4. Dynasty’s Quality Bias as a Risk Mitigation Strategy:
For several years Dynasty has embedded the quality style of active management to complement the broad index trackers (‘passives’) in our equity portfolios. In this sense ‘quality’ is defined as globally diversified companies that generate high levels of free cashflow; with strong barriers to entry; have strong balance sheets; a global brand presence; sustainable earnings growth; and operating in typically defensive sectors.
Quality is in our view more important than ‘value’, as quality style managers will also seek to identify companies with strong earnings growth, which implies that these companies will tend to become more valuable in the medium-term. They would rather pay-up for such companies in preference to buying cheap companies where the long-term success is less certain or where such companies are exposed to cyclical sectors. By implication, these quality managers tend to avoid energy, banking, and resource/mining shares.
During 2019 we also introduced quality tracking instruments into our portfolio construction, which mechanistically replicate the quality style of our actively managed components. Our aggregated quality bias has served clients well during the Coronavirus equity market crisis of February/March, with performance drawdowns on these instruments/funds being significantly less than benchmarks.
5. Coronavirus – The End of The Beginning
In a fascinating podcast entitled Coronavirus: The end of the beginning, BBC’s Christian Fraser interviews Investec Global Investment Strategy Group Chairman, John Haynes, and Investec Wealth and Investment’s Chief Investment Strategist, Chris Holdsworth about how financial markets – both global and South African – are responding to the Covid-19 crisis. Hopefully, you will find the time to listen to this lengthy (32 minute) podcast which includes: how the first part of the crisis could be behind us, but that news is going to get incrementally worse; yet markets are starting to trust the responses from central banks and are ‘beginning to look for opportunities rather than risks’; government revenue systems are transitioning to redistribution systems and this is unprecedented; the extent of negative impact on Q2 economic growth which will be worse than the Global Financial Crisis of 2008/2009; how weak economies will lead to deaths from other causes; how global forces are shifting; and the importance of science in fighting the disease.
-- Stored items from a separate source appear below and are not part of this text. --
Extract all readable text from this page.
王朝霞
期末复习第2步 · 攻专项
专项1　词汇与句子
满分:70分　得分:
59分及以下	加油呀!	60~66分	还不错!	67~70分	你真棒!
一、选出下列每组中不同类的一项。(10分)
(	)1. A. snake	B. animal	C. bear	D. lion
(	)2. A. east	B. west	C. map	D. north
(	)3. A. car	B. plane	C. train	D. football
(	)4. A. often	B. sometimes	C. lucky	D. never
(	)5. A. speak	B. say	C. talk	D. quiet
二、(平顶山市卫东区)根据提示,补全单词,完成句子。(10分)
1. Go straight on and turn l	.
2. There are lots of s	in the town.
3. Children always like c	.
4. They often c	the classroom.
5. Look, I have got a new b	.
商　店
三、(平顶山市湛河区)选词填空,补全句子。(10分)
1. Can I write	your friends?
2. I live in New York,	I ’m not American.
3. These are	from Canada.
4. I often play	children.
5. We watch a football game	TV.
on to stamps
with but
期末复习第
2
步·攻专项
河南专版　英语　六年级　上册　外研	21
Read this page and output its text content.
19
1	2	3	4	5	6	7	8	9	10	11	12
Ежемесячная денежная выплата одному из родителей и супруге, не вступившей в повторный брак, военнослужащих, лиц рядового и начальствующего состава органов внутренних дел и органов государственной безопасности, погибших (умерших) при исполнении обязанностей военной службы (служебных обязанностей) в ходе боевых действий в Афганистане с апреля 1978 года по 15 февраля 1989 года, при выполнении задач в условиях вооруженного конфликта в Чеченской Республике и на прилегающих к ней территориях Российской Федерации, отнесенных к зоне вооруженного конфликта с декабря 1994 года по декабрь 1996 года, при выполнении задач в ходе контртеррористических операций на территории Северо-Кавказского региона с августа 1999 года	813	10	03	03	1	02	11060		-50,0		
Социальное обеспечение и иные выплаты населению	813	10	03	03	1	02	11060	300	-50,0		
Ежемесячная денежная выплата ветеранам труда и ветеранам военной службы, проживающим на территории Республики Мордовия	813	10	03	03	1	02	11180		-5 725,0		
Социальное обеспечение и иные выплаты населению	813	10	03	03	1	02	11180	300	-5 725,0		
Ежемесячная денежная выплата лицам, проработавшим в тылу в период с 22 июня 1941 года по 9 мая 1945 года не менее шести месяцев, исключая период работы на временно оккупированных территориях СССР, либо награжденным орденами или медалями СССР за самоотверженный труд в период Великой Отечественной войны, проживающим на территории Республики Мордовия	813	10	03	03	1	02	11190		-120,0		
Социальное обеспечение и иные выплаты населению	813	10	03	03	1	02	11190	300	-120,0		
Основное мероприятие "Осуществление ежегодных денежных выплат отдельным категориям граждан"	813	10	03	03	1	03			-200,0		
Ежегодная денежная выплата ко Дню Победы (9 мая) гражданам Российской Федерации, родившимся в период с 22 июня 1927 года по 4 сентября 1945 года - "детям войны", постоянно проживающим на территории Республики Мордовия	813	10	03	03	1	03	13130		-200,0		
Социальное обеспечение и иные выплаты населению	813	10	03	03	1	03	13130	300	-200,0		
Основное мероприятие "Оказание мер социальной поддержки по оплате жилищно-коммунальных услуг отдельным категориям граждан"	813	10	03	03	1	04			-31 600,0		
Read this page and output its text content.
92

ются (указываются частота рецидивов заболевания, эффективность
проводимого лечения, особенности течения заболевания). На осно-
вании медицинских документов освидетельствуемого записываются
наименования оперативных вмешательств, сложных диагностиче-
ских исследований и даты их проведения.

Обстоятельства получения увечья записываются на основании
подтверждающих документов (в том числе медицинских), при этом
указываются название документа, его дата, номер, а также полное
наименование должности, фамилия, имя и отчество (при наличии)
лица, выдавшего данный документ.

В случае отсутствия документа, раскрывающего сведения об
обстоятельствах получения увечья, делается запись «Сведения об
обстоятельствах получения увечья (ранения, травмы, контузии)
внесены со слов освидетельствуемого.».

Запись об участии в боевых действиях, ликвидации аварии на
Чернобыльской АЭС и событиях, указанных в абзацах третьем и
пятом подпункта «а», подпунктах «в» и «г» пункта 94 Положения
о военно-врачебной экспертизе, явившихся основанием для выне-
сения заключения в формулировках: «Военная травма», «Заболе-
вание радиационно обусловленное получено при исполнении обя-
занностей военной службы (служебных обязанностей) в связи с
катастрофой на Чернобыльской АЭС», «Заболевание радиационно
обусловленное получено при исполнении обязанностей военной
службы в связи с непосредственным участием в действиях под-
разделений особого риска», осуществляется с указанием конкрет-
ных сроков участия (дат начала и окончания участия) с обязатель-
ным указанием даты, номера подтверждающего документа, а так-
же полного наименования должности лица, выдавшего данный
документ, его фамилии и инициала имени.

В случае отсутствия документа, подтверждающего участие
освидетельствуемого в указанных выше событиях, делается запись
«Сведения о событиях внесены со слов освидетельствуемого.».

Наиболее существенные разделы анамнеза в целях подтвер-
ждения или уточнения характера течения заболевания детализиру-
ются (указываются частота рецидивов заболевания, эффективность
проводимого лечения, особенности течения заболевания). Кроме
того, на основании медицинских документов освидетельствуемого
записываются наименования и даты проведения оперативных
6. Dynasty’s Response to the Coronavirus Crisis:
Policymakers and governments across the world have imposed varying degrees of social distancing, social isolation, quarantining, and economic lockdowns in an endeavour to arrest the spread and impact of Covid-19. These measures are unprecedented and have had a devasting impact on our modern, globalised economy. In the face of these developments, it cannot be ‘business as usual’ for our Investment Committee. Our response is to challenge certain maxims (viz asset allocation) and to revisit every passive and active component within our portfolio construction. With reference to the latter, we are currently intensively engaging with each of our underlying managers, both verbally as well as in writing.